An annual service of thanksgiving for the past year turned for Dinkas from South Sudan in Melbourne into a national day of mourning and anxiety on New Year's Day.

More than 200 adults and 70 children gathered at the Anglican Church of the Apostles, Sunshine, for a regular thanksgiving service. But because most of those present come from the vicinity of Bor in South Sudan which has seen armed conflict this past week, the prayers reflected the anxiety and concern about relatives back home.

Prayers for ‘peace in South Sudan and wellbeing of all civilians’ were led by the Rev. Abraham Angau. Prayers for the future were led by the Rev. Daniel Gai Aleu.

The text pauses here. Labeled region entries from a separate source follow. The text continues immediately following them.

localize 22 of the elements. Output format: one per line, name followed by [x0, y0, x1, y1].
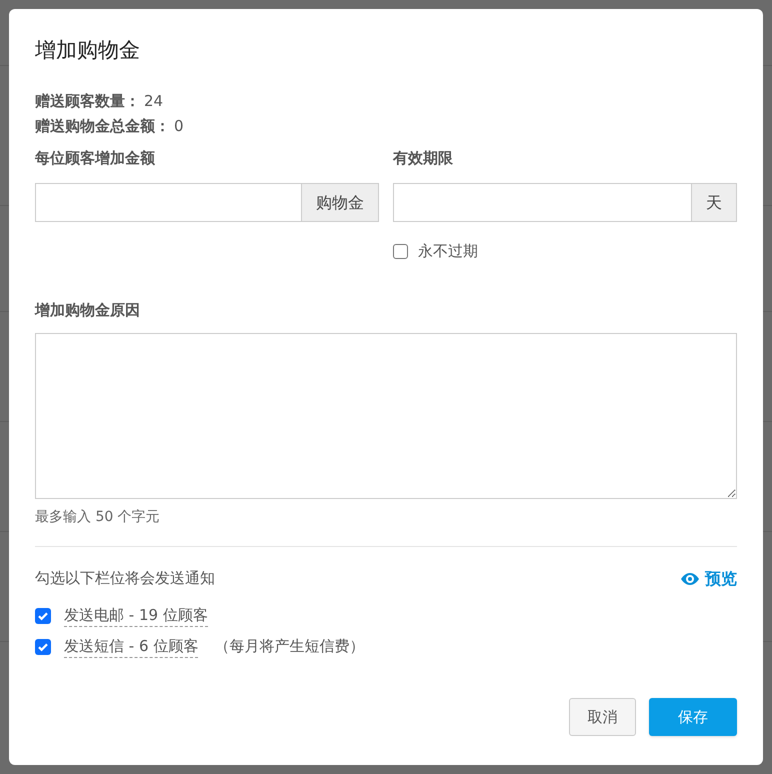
summary-value: 24 [144, 91, 164, 112]
summary-label: 赠送购物金总金额： [35, 116, 170, 138]
option-label[interactable]: 发送电邮 - 19 位顾客 [64, 604, 208, 627]
hint-text: 最多输入 50 个字元 [35, 508, 161, 526]
notify-heading: 勾选以下栏位将会发送通知 [35, 568, 215, 590]
checkbox-label: 永不过期 [418, 241, 478, 262]
field-label: 有效期限 [393, 148, 454, 169]
summary-label: 赠送顾客数量： [35, 91, 140, 112]
checkbox[interactable] [393, 244, 408, 259]
checkmark-icon [37, 640, 49, 652]
option-label[interactable]: 发送短信 - 6 位顾客 [64, 635, 198, 658]
cancel-button[interactable]: 取消 [569, 698, 636, 736]
checkmark-icon [37, 610, 49, 622]
checkbox[interactable] [35, 638, 51, 654]
summary-value: 0 [174, 116, 184, 138]
eye-icon [681, 572, 699, 584]
preview-link[interactable]: 预览 [681, 566, 737, 590]
field-label: 每位顾客增加金额 [35, 148, 156, 169]
dialog-title: 增加购物金 [35, 37, 141, 64]
field-label: 增加购物金原因 [35, 300, 141, 320]
checkbox[interactable] [35, 608, 51, 624]
option-note: （每月将产生短信费） [214, 636, 364, 658]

The town of Bor, in rebel hands last week, was recaptured on December 30 by the President’s army forces. But international news services overnight carried news that the rebels have recaptured it. Members of the congregation at Sunshine already knew about relatives who had been killed or injured.

Eight clergy and lay leaders from Melbourne, each on individual visits for Christmas back to their families in South Sudan, have been tracked to safety either in Juba, capital of South Sudan, or to Kampala or on the way home. Two of them narrowly escaped death or injury when rebels attacked their home villages where they were visiting friends and family.

At the Sunshine church service, the preacher, Archdeacon Alan Nichols, said that the Bible’s promise of God bringing peace to the world was in everyone’s hands to work for peace and reconciliation, both in their homeland and in Australia.

The Anglican Church in Melbourne has 17 congregations worshipping in the Dinka language, scattered from Sunshine to Dandenong. The Australian Government has this week sent two aircraft to join the United Nations peacekeeping force in South Sudan.